Thursday, Mar. 04, 2010

Best Cinematography

Nominees:
Barry Ackroyd, The Hurt Locker
Christian Berger, The White Ribbon
Bruno Delbonnel, Harry Potter and the Half-Blood Prince
*Mauro Fiore, Avatar
Robert Richardson, Inglourious Basterds

Richardson, the only American in this group, is a star cinematographer: he's illuminated the films of Oliver Stone and Martin Scorsese as well as Tarantino, earning five nominations and two Oscars, for JFK and The Aviator.

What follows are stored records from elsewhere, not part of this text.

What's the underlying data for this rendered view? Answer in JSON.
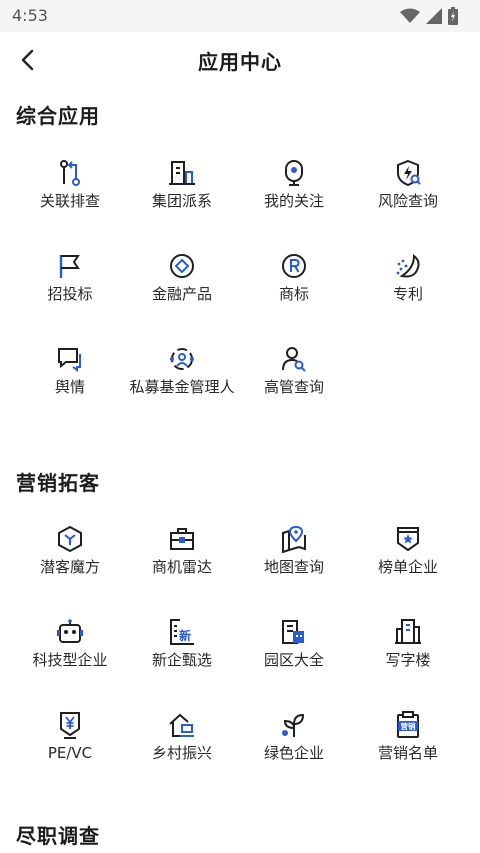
{
  "status_bar": {
    "time": "4:53"
  },
  "header": {
    "title": "应用中心"
  },
  "sections": [
    {
      "title": "综合应用",
      "items": [
        {
          "label": "关联排查",
          "icon": "relation-check-icon"
        },
        {
          "label": "集团派系",
          "icon": "group-building-icon"
        },
        {
          "label": "我的关注",
          "icon": "follow-icon"
        },
        {
          "label": "风险查询",
          "icon": "risk-shield-icon"
        },
        {
          "label": "招投标",
          "icon": "bidding-flag-icon"
        },
        {
          "label": "金融产品",
          "icon": "finance-coin-icon"
        },
        {
          "label": "商标",
          "icon": "trademark-icon"
        },
        {
          "label": "专利",
          "icon": "patent-icon"
        },
        {
          "label": "舆情",
          "icon": "public-opinion-icon"
        },
        {
          "label": "私募基金管理人",
          "icon": "private-fund-icon"
        },
        {
          "label": "高管查询",
          "icon": "executive-search-icon"
        }
      ]
    },
    {
      "title": "营销拓客",
      "items": [
        {
          "label": "潜客魔方",
          "icon": "cube-icon"
        },
        {
          "label": "商机雷达",
          "icon": "briefcase-icon"
        },
        {
          "label": "地图查询",
          "icon": "map-pin-icon"
        },
        {
          "label": "榜单企业",
          "icon": "ranking-badge-icon"
        },
        {
          "label": "科技型企业",
          "icon": "robot-icon"
        },
        {
          "label": "新企甄选",
          "icon": "new-company-icon"
        },
        {
          "label": "园区大全",
          "icon": "park-building-icon"
        },
        {
          "label": "写字楼",
          "icon": "office-building-icon"
        },
        {
          "label": "PE/VC",
          "icon": "yuan-shield-icon"
        },
        {
          "label": "乡村振兴",
          "icon": "rural-house-icon"
        },
        {
          "label": "绿色企业",
          "icon": "sprout-icon"
        },
        {
          "label": "营销名单",
          "icon": "marketing-clipboard-icon",
          "badge": "营销"
        }
      ]
    },
    {
      "title": "尽职调查",
      "items": []
    }
  ],
  "colors": {
    "accent": "#2a5bd7",
    "icon_dark": "#1f1f1f"
  }
}
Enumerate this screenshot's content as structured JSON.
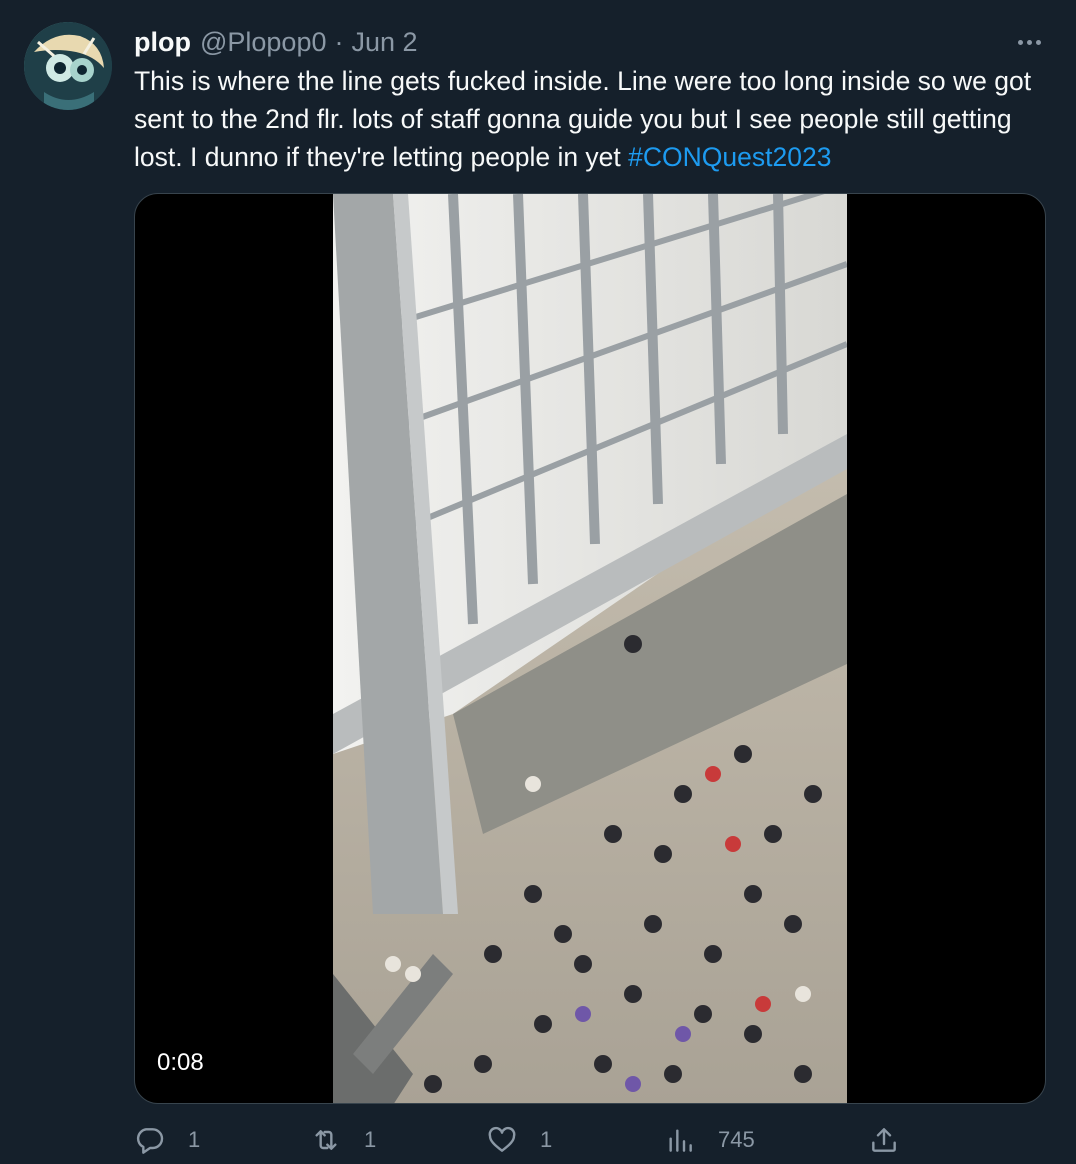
{
  "tweet": {
    "name": "plop",
    "handle": "@Plopop0",
    "separator": "·",
    "date": "Jun 2",
    "text_plain": "This is where the line gets fucked inside. Line were too long inside so we got sent to the 2nd flr. lots of staff gonna guide you but I see people still getting lost. I dunno if they're letting people in yet ",
    "hashtag": "#CONQuest2023",
    "media": {
      "type": "video",
      "duration": "0:08"
    },
    "actions": {
      "replies": "1",
      "retweets": "1",
      "likes": "1",
      "views": "745"
    }
  },
  "icons": {
    "more": "more-horizontal-icon",
    "reply": "reply-icon",
    "retweet": "retweet-icon",
    "like": "heart-icon",
    "views": "views-chart-icon",
    "share": "share-icon"
  },
  "colors": {
    "background": "#15202b",
    "text": "#f7f9f9",
    "secondary": "#8b98a5",
    "link": "#1d9bf0",
    "border": "#38444d"
  }
}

Ackroyd, from England, does gritty up grand, mostly for Ken Loach's miserabilist films, and nailed the heat, dust and smoldering threat of bomb-cratered Baghdad in The Hurt Locker. (Ackroyd's work on the new Green Zone, another Baghdad-set action drama, is even more spectacular.) Berger, an Austrian, was a dark-horse winner of this year's award from the American Society of Cinematographers for his symphonic black-and-white portraiture in The White Ribbon, which was just the second foreign-language film to take the ASC prize. Fiore has never been nominated, and the Academy members may wonder whether Avatar even suits this category when most of its imagery was computer-generated, but if they're thinking about the grandest, best-looking picture of the year, they have to pick the Pandorans.